Os fetos de cordeiro cresceram num ambiente com temperatura controlada, respirando o líquido amniótico como fariam se estivessem no útero, com os seus corações a bombear o sangue através do cordão umbilical para uma máquina situada no exterior do saco, que substitui a placenta, permitindo a troca de dióxido de carbono e oxigénio.

“Os cordeiros mostraram uma respiração normal e a capacidade de engolir, abriram os olhos, desenvolveram lã, tornaram-se mais activos, e tiveram um desenvolvimento normal, funções neurológicas e maturação dos órgãos”, resume o comunicado. No artigo há um quadro que resume os resultados das experiências feitas durante três anos e que envolveram vários protótipos. Na lista estão alguns dos problemas registados, desde inflamações pulmonares provocadas por bactérias no líquido amniótico a hemorragias e complicações gastrointestinais. Em cinco animais dentro do Biobag não houve nenhuma complicação durante a incubação.

O resumo feito pela Nature Communications sobre o artigo nota que nada foi publicado sobre o desenvolvimento destes cordeiros após este período especial de incubação. “Portanto, este estudo carece de dados sobre o efeito dessa incubação a longo prazo”, assinala-se. Mas refere-se também que este estudo conseguiu uma sobrevivência prolongada dos fetos, quando comparado com as tecnologias testadas antes. E acrescenta-se: “Mais importante ainda, estes animais mantiveram uma fisiologia fetal normal, o que nunca foi conseguido antes fora do útero.”

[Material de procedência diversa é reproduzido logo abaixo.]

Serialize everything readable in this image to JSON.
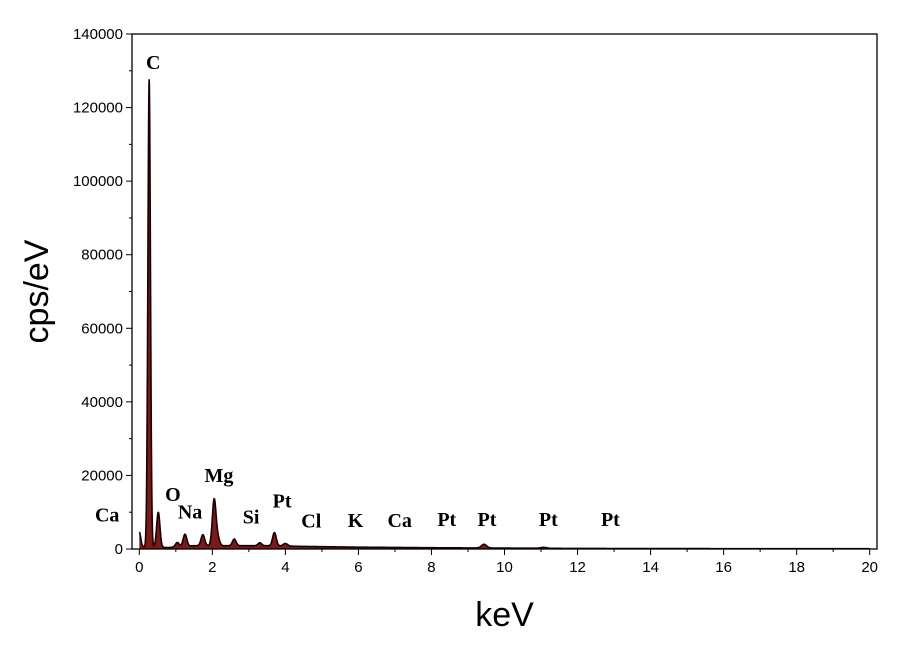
{
  "chart_data": {
    "type": "line",
    "xlabel": "keV",
    "ylabel": "cps/eV",
    "xlim": [
      -0.2,
      20.2
    ],
    "ylim": [
      0,
      140000
    ],
    "x_ticks": [
      0,
      2,
      4,
      6,
      8,
      10,
      12,
      14,
      16,
      18,
      20
    ],
    "y_ticks": [
      0,
      20000,
      40000,
      60000,
      80000,
      100000,
      120000,
      140000
    ],
    "grid": false,
    "legend": "none",
    "line_color": "#1a0000",
    "fill_color": "#7a1a1a",
    "baseline": [
      [
        0.0,
        600
      ],
      [
        0.8,
        400
      ],
      [
        1.5,
        900
      ],
      [
        2.4,
        900
      ],
      [
        3.5,
        900
      ],
      [
        4.5,
        700
      ],
      [
        6,
        500
      ],
      [
        8,
        350
      ],
      [
        10,
        250
      ],
      [
        12,
        150
      ],
      [
        16,
        100
      ],
      [
        20,
        80
      ]
    ],
    "peaks": [
      {
        "x": 0.0,
        "height": 4000,
        "width": 0.04
      },
      {
        "x": 0.27,
        "height": 127000,
        "width": 0.035
      },
      {
        "x": 0.52,
        "height": 9500,
        "width": 0.045
      },
      {
        "x": 1.04,
        "height": 1200,
        "width": 0.05
      },
      {
        "x": 1.25,
        "height": 3300,
        "width": 0.05
      },
      {
        "x": 1.74,
        "height": 3000,
        "width": 0.05
      },
      {
        "x": 2.05,
        "height": 12500,
        "width": 0.05
      },
      {
        "x": 2.15,
        "height": 2000,
        "width": 0.05
      },
      {
        "x": 2.6,
        "height": 1800,
        "width": 0.05
      },
      {
        "x": 3.3,
        "height": 800,
        "width": 0.05
      },
      {
        "x": 3.7,
        "height": 3600,
        "width": 0.05
      },
      {
        "x": 4.0,
        "height": 700,
        "width": 0.06
      },
      {
        "x": 9.44,
        "height": 1000,
        "width": 0.07
      },
      {
        "x": 11.07,
        "height": 250,
        "width": 0.08
      }
    ],
    "annotations": [
      {
        "text": "C",
        "x": 0.38,
        "y": 130500
      },
      {
        "text": "Ca",
        "x": -0.88,
        "y": 7500
      },
      {
        "text": "O",
        "x": 0.92,
        "y": 13000
      },
      {
        "text": "Na",
        "x": 1.39,
        "y": 8300
      },
      {
        "text": "Mg",
        "x": 2.18,
        "y": 18200
      },
      {
        "text": "Si",
        "x": 3.06,
        "y": 6900
      },
      {
        "text": "Pt",
        "x": 3.91,
        "y": 11300
      },
      {
        "text": "Cl",
        "x": 4.71,
        "y": 5800
      },
      {
        "text": "K",
        "x": 5.92,
        "y": 6000
      },
      {
        "text": "Ca",
        "x": 7.13,
        "y": 6000
      },
      {
        "text": "Pt",
        "x": 8.42,
        "y": 6200
      },
      {
        "text": "Pt",
        "x": 9.52,
        "y": 6200
      },
      {
        "text": "Pt",
        "x": 11.2,
        "y": 6200
      },
      {
        "text": "Pt",
        "x": 12.9,
        "y": 6200
      }
    ]
  }
}
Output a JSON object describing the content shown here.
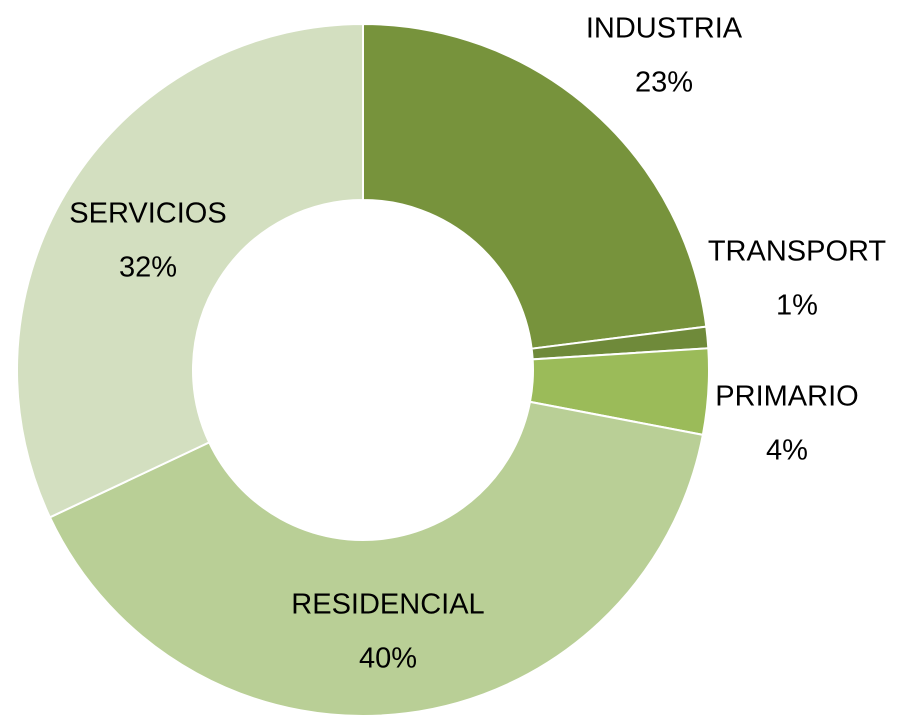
{
  "chart_data": {
    "type": "donut",
    "categories": [
      "INDUSTRIA",
      "TRANSPORT",
      "PRIMARIO",
      "RESIDENCIAL",
      "SERVICIOS"
    ],
    "values": [
      23,
      1,
      4,
      40,
      32
    ],
    "value_labels": [
      "23%",
      "1%",
      "4%",
      "40%",
      "32%"
    ],
    "colors": [
      "#77933c",
      "#6f8a3a",
      "#9bbb59",
      "#b9cf96",
      "#d3dfc0"
    ]
  }
}
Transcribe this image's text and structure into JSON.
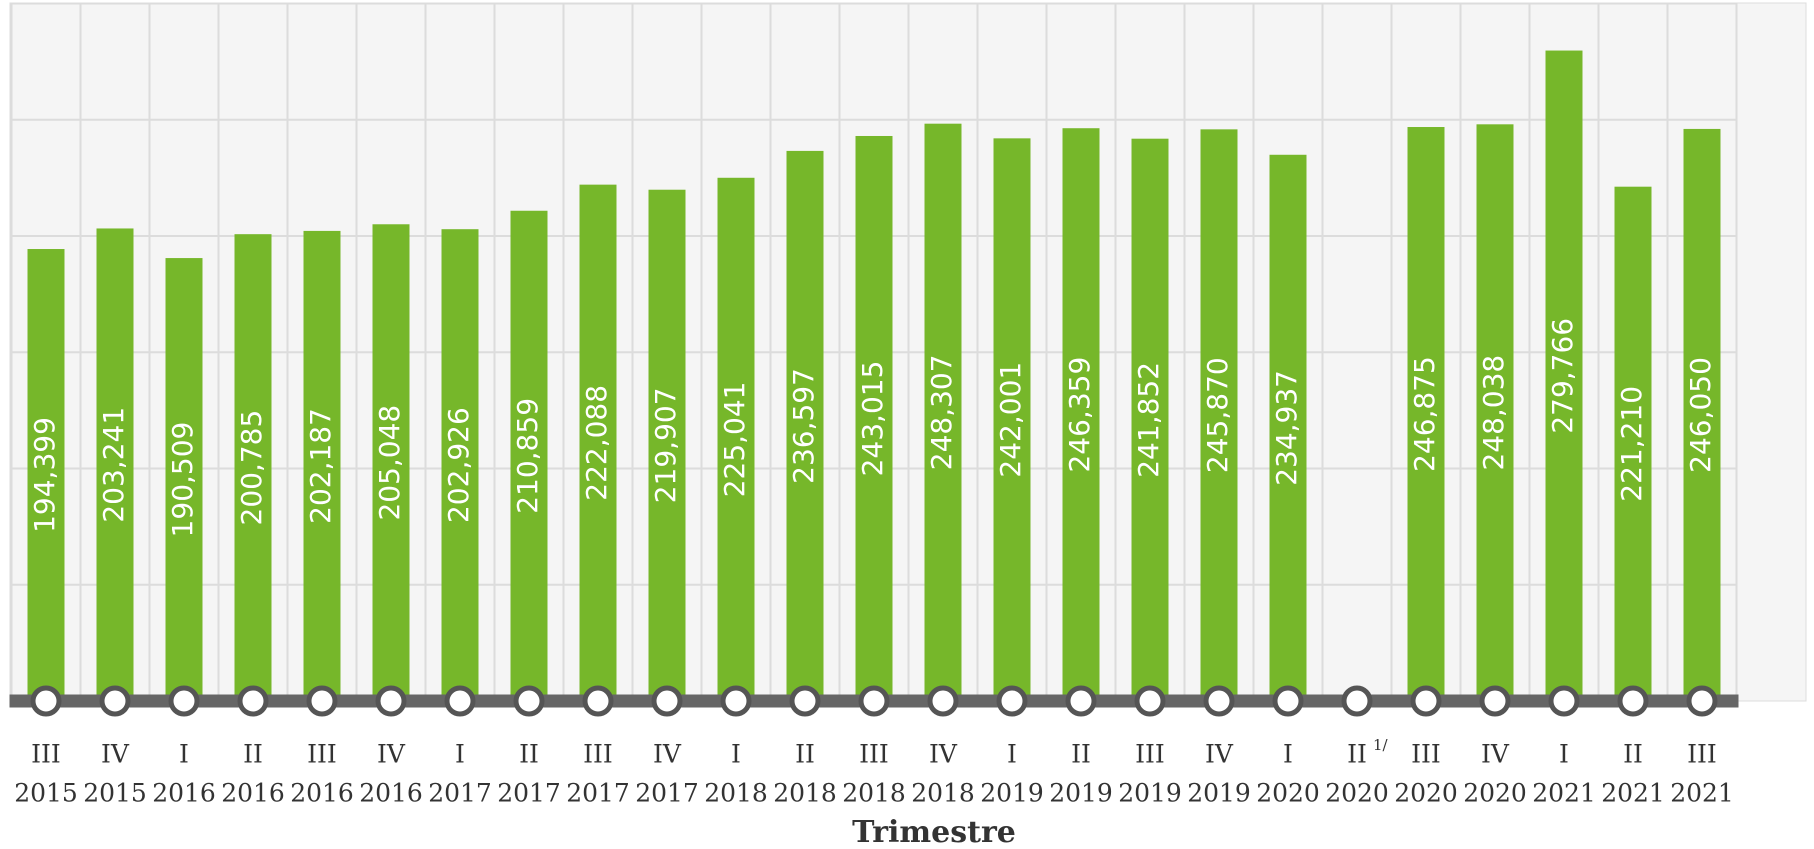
{
  "chart_data": {
    "type": "bar",
    "x_label": "Trimestre",
    "categories": [
      [
        "III",
        "2015"
      ],
      [
        "IV",
        "2015"
      ],
      [
        "I",
        "2016"
      ],
      [
        "II",
        "2016"
      ],
      [
        "III",
        "2016"
      ],
      [
        "IV",
        "2016"
      ],
      [
        "I",
        "2017"
      ],
      [
        "II",
        "2017"
      ],
      [
        "III",
        "2017"
      ],
      [
        "IV",
        "2017"
      ],
      [
        "I",
        "2018"
      ],
      [
        "II",
        "2018"
      ],
      [
        "III",
        "2018"
      ],
      [
        "IV",
        "2018"
      ],
      [
        "I",
        "2019"
      ],
      [
        "II",
        "2019"
      ],
      [
        "III",
        "2019"
      ],
      [
        "IV",
        "2019"
      ],
      [
        "I",
        "2020"
      ],
      [
        "II",
        "2020"
      ],
      [
        "III",
        "2020"
      ],
      [
        "IV",
        "2020"
      ],
      [
        "I",
        "2021"
      ],
      [
        "II",
        "2021"
      ],
      [
        "III",
        "2021"
      ]
    ],
    "footnotes": [
      {
        "category": 19,
        "label": "1/"
      }
    ],
    "values": [
      194399,
      203241,
      190509,
      200785,
      202187,
      205048,
      202926,
      210859,
      222088,
      219907,
      225041,
      236597,
      243015,
      248307,
      242001,
      246359,
      241852,
      245870,
      234937,
      null,
      246875,
      248038,
      279766,
      221210,
      246050
    ],
    "value_labels": [
      "194,399",
      "203,241",
      "190,509",
      "200,785",
      "202,187",
      "205,048",
      "202,926",
      "210,859",
      "222,088",
      "219,907",
      "225,041",
      "236,597",
      "243,015",
      "248,307",
      "242,001",
      "246,359",
      "241,852",
      "245,870",
      "234,937",
      null,
      "246,875",
      "248,038",
      "279,766",
      "221,210",
      "246,050"
    ],
    "color": "#76b72a",
    "ylim": [
      0,
      300000
    ],
    "yticks": [
      0,
      50000,
      100000,
      150000,
      200000,
      250000,
      300000
    ],
    "grid": true
  }
}
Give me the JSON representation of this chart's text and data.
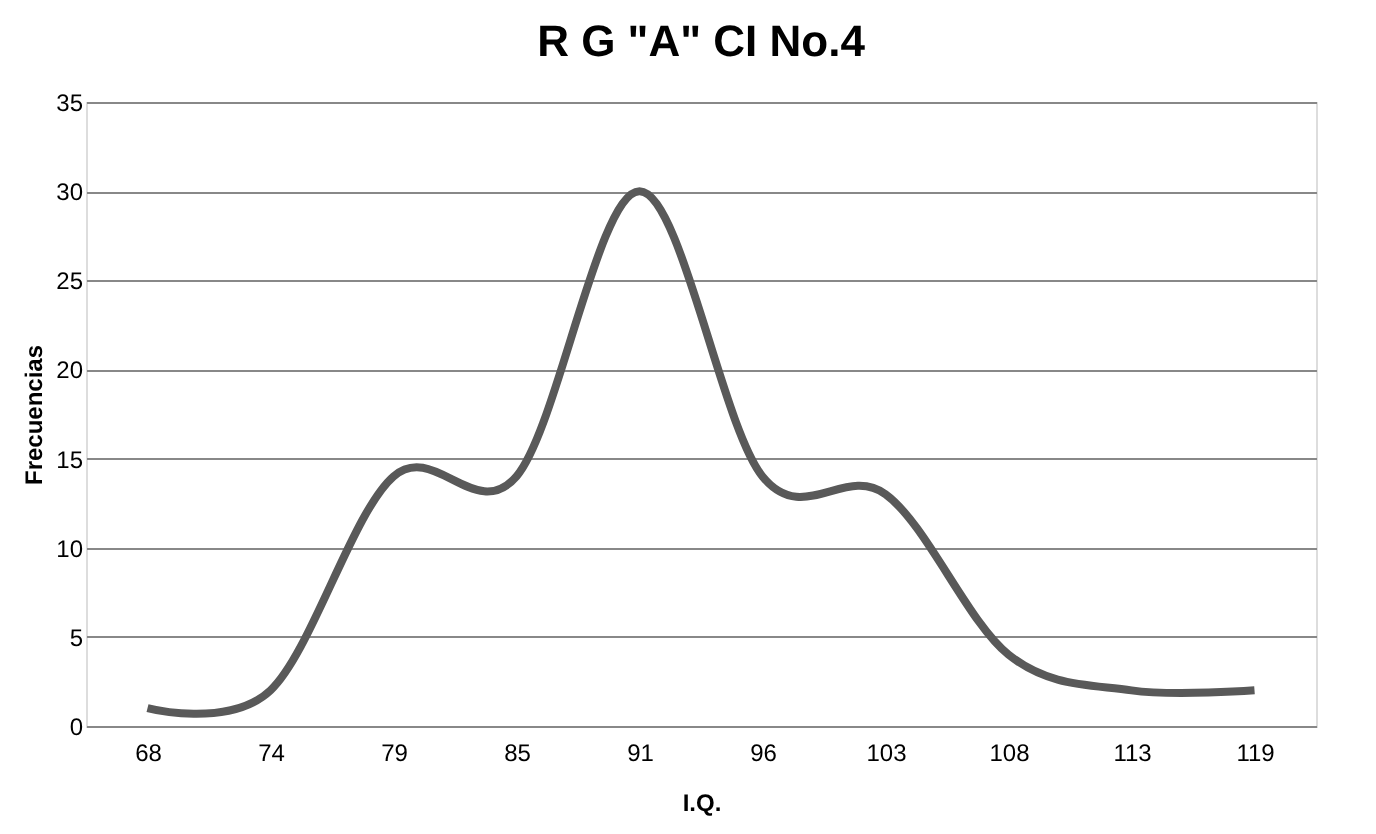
{
  "chart_data": {
    "type": "line",
    "title": "R G \"A\" CI No.4",
    "xlabel": "I.Q.",
    "ylabel": "Frecuencias",
    "categories": [
      "68",
      "74",
      "79",
      "85",
      "91",
      "96",
      "103",
      "108",
      "113",
      "119"
    ],
    "series": [
      {
        "color": "#595959",
        "values": [
          1,
          2,
          14,
          14,
          30,
          14,
          13,
          4,
          2,
          2
        ]
      }
    ],
    "ylim": [
      0,
      35
    ],
    "yticks": [
      0,
      5,
      10,
      15,
      20,
      25,
      30,
      35
    ],
    "grid": "y",
    "marker": "none",
    "line_style": "solid"
  }
}
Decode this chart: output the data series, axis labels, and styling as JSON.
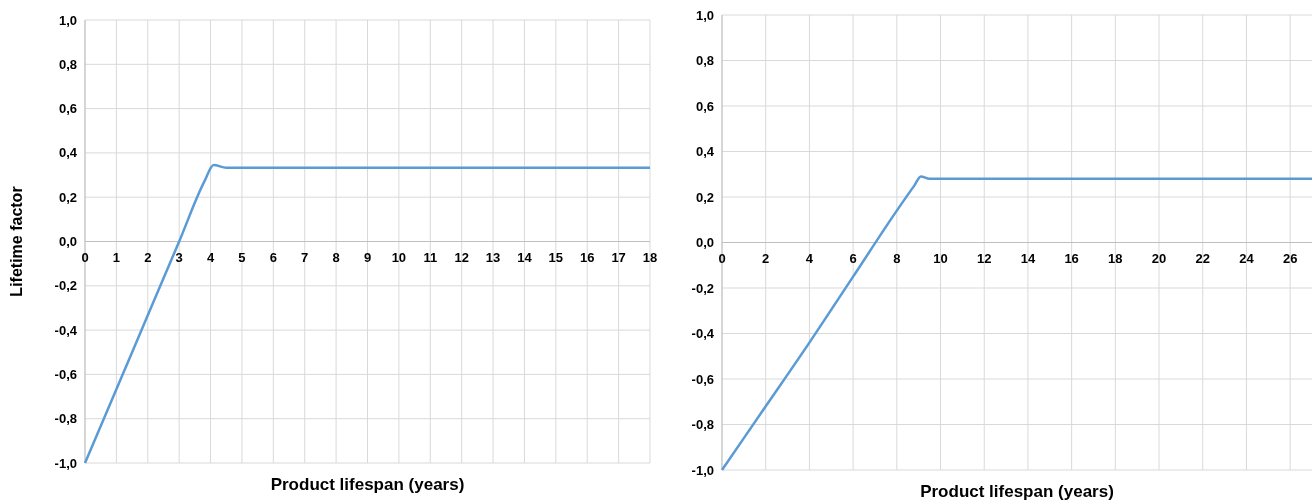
{
  "chart_data": [
    {
      "type": "line",
      "xlabel": "Product lifespan (years)",
      "ylabel": "Lifetime factor",
      "xlim": [
        0,
        18
      ],
      "ylim": [
        -1,
        1
      ],
      "xticks": [
        0,
        1,
        2,
        3,
        4,
        5,
        6,
        7,
        8,
        9,
        10,
        11,
        12,
        13,
        14,
        15,
        16,
        17,
        18
      ],
      "yticks": [
        {
          "value": -1,
          "label": "-1,0"
        },
        {
          "value": -0.8,
          "label": "-0,8"
        },
        {
          "value": -0.6,
          "label": "-0,6"
        },
        {
          "value": -0.4,
          "label": "-0,4"
        },
        {
          "value": -0.2,
          "label": "-0,2"
        },
        {
          "value": 0,
          "label": "0,0"
        },
        {
          "value": 0.2,
          "label": "0,2"
        },
        {
          "value": 0.4,
          "label": "0,4"
        },
        {
          "value": 0.6,
          "label": "0,6"
        },
        {
          "value": 0.8,
          "label": "0,8"
        },
        {
          "value": 1,
          "label": "1,0"
        }
      ],
      "grid": true,
      "marker": "none",
      "line_style": "solid",
      "series": [
        {
          "color": "#5b9bd5",
          "x": [
            0,
            1,
            2,
            3,
            3.8,
            4.1,
            4.5,
            10,
            18
          ],
          "values": [
            -1,
            -0.667,
            -0.333,
            0,
            0.27,
            0.345,
            0.333,
            0.333,
            0.333
          ]
        }
      ]
    },
    {
      "type": "line",
      "xlabel": "Product lifespan (years)",
      "xlim": [
        0,
        27
      ],
      "ylim": [
        -1,
        1
      ],
      "xticks": [
        0,
        2,
        4,
        6,
        8,
        10,
        12,
        14,
        16,
        18,
        20,
        22,
        24,
        26
      ],
      "yticks": [
        {
          "value": -1,
          "label": "-1,0"
        },
        {
          "value": -0.8,
          "label": "-0,8"
        },
        {
          "value": -0.6,
          "label": "-0,6"
        },
        {
          "value": -0.4,
          "label": "-0,4"
        },
        {
          "value": -0.2,
          "label": "-0,2"
        },
        {
          "value": 0,
          "label": "0,0"
        },
        {
          "value": 0.2,
          "label": "0,2"
        },
        {
          "value": 0.4,
          "label": "0,4"
        },
        {
          "value": 0.6,
          "label": "0,6"
        },
        {
          "value": 0.8,
          "label": "0,8"
        },
        {
          "value": 1,
          "label": "1,0"
        }
      ],
      "grid": true,
      "marker": "none",
      "line_style": "solid",
      "series": [
        {
          "color": "#5b9bd5",
          "x": [
            0,
            2,
            4,
            6,
            8,
            8.8,
            9.1,
            9.5,
            18,
            27
          ],
          "values": [
            -1,
            -0.72,
            -0.44,
            -0.15,
            0.14,
            0.25,
            0.29,
            0.28,
            0.28,
            0.28
          ]
        }
      ]
    }
  ]
}
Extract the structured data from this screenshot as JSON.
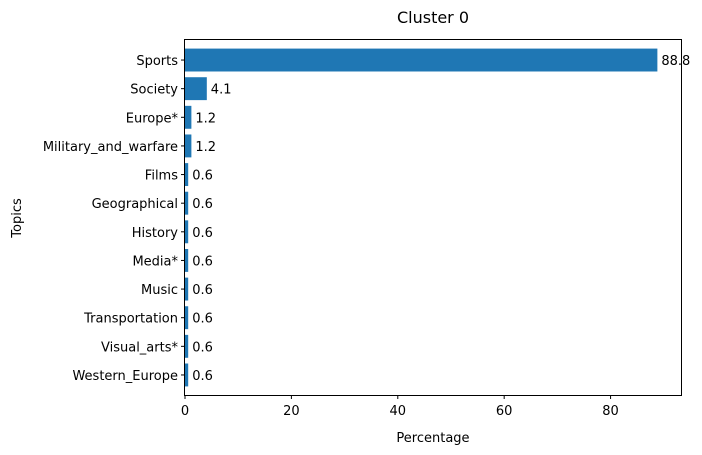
{
  "chart_data": {
    "type": "bar",
    "orientation": "horizontal",
    "title": "Cluster 0",
    "xlabel": "Percentage",
    "ylabel": "Topics",
    "categories": [
      "Sports",
      "Society",
      "Europe*",
      "Military_and_warfare",
      "Films",
      "Geographical",
      "History",
      "Media*",
      "Music",
      "Transportation",
      "Visual_arts*",
      "Western_Europe"
    ],
    "values": [
      88.8,
      4.1,
      1.2,
      1.2,
      0.6,
      0.6,
      0.6,
      0.6,
      0.6,
      0.6,
      0.6,
      0.6
    ],
    "value_labels": [
      "88.8",
      "4.1",
      "1.2",
      "1.2",
      "0.6",
      "0.6",
      "0.6",
      "0.6",
      "0.6",
      "0.6",
      "0.6",
      "0.6"
    ],
    "xlim": [
      0,
      93.24
    ],
    "xticks": [
      0,
      20,
      40,
      60,
      80
    ],
    "xtick_labels": [
      "0",
      "20",
      "40",
      "60",
      "80"
    ],
    "grid": false,
    "bar_color": "#1f77b4"
  }
}
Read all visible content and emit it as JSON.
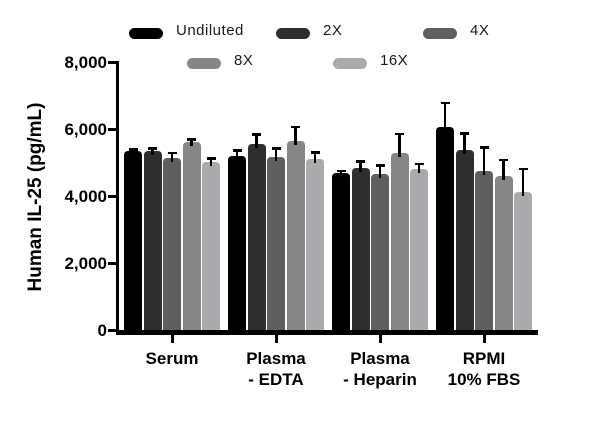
{
  "chart_data": {
    "type": "bar",
    "title": "",
    "ylabel": "Human IL-25 (pg/mL)",
    "xlabel": "",
    "ylim": [
      0,
      8000
    ],
    "grid": false,
    "legend_position": "top",
    "yticks": [
      {
        "value": 0,
        "label": "0"
      },
      {
        "value": 2000,
        "label": "2,000"
      },
      {
        "value": 4000,
        "label": "4,000"
      },
      {
        "value": 6000,
        "label": "6,000"
      },
      {
        "value": 8000,
        "label": "8,000"
      }
    ],
    "categories": [
      "Serum",
      "Plasma - EDTA",
      "Plasma - Heparin",
      "RPMI 10% FBS"
    ],
    "category_lines": [
      [
        "Serum"
      ],
      [
        "Plasma",
        "- EDTA"
      ],
      [
        "Plasma",
        "- Heparin"
      ],
      [
        "RPMI",
        "10% FBS"
      ]
    ],
    "series": [
      {
        "name": "Undiluted",
        "color": "#000000",
        "values": [
          5340,
          5190,
          4690,
          6060
        ],
        "errors": [
          50,
          180,
          60,
          720
        ]
      },
      {
        "name": "2X",
        "color": "#2e2e2e",
        "values": [
          5330,
          5550,
          4830,
          5360
        ],
        "errors": [
          90,
          300,
          210,
          520
        ]
      },
      {
        "name": "4X",
        "color": "#5f5f5f",
        "values": [
          5120,
          5150,
          4660,
          4760
        ],
        "errors": [
          170,
          270,
          260,
          700
        ]
      },
      {
        "name": "8X",
        "color": "#868686",
        "values": [
          5610,
          5650,
          5280,
          4610
        ],
        "errors": [
          80,
          420,
          580,
          470
        ]
      },
      {
        "name": "16X",
        "color": "#aaaaac",
        "values": [
          5010,
          5100,
          4820,
          4120
        ],
        "errors": [
          120,
          200,
          150,
          700
        ]
      }
    ],
    "error_bar_color": "#000000",
    "axis_color": "#000000"
  }
}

O que falta para uso clínico?
Com estes resultados, o que falta então para avançar para o uso clínico? Muita coisa ainda. Os próprios autores do estudo admitem que é preciso esperar para adaptar o sistema a um feto humano. Entre outras especificidades, é preciso adaptá-lo ao tamanho de um extremo prematuro humano, que será cerca de um terço de um cordeiro na mesma fase gestacional.

Será também necessário desenvolver um outro sistema com diferentes ligações, já que a via do cordão umbilical para ligar o equipamento ao feto tal como foi experimentada nos cordeiros não será possível num humano. A composição de um líquido amniótico ideal para um feto humano é outro dos terrenos que terá de ser explorado.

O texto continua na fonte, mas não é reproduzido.